Footwear net revenue soared 55% to $85.8 million during the quarter on the back of newly introduced products in running and basketball. Net revenue in theAccessories category advanced 22.2% to $79 million, led by headwear and gloves, while Licensing and other revenues elevated 31.6% year over year to $22.7 million.

Under Armour, which competes with Nike, Inc. (NKE - Analyst Report), announced a 27% surge in direct-to-consumer net revenue during the quarter, representing 38% of the total revenue. Meanwhile, International net revenue increased 123%, making for about 9% of total net revenue.

Gross profit escalated 27.4% to $446.3 million. However, gross margin contracted 140 basis points (bps) to 49.9%, attributable to an unfavorable sales mix, strengthening of the U.S. dollar and increased freight costs.

Under Armor’s operating income surged 48.6% to $146.3 million, while operating margin expanded 190 bps to 16.3%.

Other Financial Details

Under Armour ended the quarter with cash and cash equivalents of $593.2 million, up 71% from the prior-year period, while total debt was $284.2 million compared with $152.9 million in the prior-year period. Shareholders' equity at the end of the quarter was $1,350.3 million.

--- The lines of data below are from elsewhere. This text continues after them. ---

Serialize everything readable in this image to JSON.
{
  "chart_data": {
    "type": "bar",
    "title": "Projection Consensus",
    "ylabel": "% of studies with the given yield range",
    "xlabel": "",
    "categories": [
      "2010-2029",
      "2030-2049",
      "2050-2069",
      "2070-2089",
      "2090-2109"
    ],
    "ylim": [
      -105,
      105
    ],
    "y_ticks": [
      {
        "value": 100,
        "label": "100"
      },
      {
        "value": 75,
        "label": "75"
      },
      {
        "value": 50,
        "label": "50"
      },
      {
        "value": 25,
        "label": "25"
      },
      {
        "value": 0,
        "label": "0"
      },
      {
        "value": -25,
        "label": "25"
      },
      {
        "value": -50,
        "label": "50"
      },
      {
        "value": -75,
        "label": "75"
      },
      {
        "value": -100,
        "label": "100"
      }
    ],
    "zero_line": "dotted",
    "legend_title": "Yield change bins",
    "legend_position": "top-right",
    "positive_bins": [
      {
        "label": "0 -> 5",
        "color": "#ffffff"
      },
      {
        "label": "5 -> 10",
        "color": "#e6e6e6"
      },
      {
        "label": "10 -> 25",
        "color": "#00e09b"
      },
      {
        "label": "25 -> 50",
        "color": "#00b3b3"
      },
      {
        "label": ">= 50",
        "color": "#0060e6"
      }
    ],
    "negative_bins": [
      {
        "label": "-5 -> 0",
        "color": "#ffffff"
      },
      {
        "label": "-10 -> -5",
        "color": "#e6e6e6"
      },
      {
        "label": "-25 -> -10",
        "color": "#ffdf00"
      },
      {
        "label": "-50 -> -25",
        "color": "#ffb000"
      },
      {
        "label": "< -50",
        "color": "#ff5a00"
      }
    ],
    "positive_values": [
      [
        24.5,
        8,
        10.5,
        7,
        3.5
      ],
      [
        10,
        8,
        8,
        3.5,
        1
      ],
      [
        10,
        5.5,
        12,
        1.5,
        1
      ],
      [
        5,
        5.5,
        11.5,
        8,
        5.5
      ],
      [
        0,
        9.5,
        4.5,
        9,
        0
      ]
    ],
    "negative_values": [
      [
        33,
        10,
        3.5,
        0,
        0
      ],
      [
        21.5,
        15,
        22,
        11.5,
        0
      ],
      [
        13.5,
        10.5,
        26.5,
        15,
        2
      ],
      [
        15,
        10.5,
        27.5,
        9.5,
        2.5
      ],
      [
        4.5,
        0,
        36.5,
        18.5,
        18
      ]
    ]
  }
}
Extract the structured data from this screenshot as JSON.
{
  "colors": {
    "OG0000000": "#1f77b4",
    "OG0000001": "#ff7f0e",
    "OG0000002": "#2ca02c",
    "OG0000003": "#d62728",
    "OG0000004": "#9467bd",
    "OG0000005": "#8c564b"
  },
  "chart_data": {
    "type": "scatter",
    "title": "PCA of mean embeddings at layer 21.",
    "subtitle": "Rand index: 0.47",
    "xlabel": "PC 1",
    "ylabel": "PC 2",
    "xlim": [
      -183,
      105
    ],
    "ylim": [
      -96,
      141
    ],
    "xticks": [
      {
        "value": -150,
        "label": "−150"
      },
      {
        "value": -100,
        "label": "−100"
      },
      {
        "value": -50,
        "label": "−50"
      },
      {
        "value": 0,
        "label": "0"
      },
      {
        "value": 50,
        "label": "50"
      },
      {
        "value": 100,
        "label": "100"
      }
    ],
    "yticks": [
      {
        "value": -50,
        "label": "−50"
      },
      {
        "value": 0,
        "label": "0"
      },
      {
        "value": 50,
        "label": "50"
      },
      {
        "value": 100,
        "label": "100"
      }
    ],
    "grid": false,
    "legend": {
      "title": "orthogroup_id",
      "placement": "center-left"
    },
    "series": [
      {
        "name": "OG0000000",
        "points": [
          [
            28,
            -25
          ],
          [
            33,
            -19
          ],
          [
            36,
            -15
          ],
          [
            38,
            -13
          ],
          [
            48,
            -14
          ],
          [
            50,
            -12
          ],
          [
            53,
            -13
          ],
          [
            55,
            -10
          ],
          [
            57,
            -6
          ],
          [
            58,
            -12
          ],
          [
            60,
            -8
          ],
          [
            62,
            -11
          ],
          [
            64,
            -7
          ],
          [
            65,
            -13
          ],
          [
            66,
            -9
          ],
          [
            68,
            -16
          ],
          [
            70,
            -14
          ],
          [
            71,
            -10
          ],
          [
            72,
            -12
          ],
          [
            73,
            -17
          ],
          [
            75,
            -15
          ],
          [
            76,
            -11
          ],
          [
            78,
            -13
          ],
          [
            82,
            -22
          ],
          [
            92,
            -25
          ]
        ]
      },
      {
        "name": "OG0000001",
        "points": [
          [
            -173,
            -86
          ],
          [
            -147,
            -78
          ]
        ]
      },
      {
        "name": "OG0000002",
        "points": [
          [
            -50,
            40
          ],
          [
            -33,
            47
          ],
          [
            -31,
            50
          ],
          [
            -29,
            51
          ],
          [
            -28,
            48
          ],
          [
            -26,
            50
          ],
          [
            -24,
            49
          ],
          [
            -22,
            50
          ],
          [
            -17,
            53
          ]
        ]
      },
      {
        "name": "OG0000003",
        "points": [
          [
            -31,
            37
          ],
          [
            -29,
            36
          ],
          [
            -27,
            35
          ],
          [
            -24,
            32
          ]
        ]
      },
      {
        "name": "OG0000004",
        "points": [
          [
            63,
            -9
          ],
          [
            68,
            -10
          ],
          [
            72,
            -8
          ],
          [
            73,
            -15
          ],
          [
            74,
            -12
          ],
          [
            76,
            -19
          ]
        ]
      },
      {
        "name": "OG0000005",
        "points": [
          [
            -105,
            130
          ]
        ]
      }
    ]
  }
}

Capital expenditures came in at approximately $59 million for the reported quarter. Management anticipates 2015 capital expenditures in the band of $280–$290 million.

Guidance

Management hinted that a strong U.S. dollar, the acquisitions of Endomondo and MyFitnessPal, and its existing operations are going to impact the outlook.

Under Armour now projects 2015 net revenue of approximately $3.76 billion, reflecting an increase of 22% over 2014, and operating income between $397 million and $407 million, that represents growth of 12%–15%. Earlier, management had projected operating income growth of 22%.

The company highlighted that costs related to the closing of the acquisitions of two new Connected Fitness businesses, operating costs involved in the operations and softening of foreign currencies against the U.S. dollar, will exert pressure on operating income.

Zacks Rank

Under Armour currently carries a Zacks Rank #3 (Hold). Better-ranked stocks in the retail sector include Lululemon Athletica Inc. (LULU - Analyst Report) and Crocs, Inc. (CROX - Snapshot Report), both carrying a Zacks Rank #2 (Buy).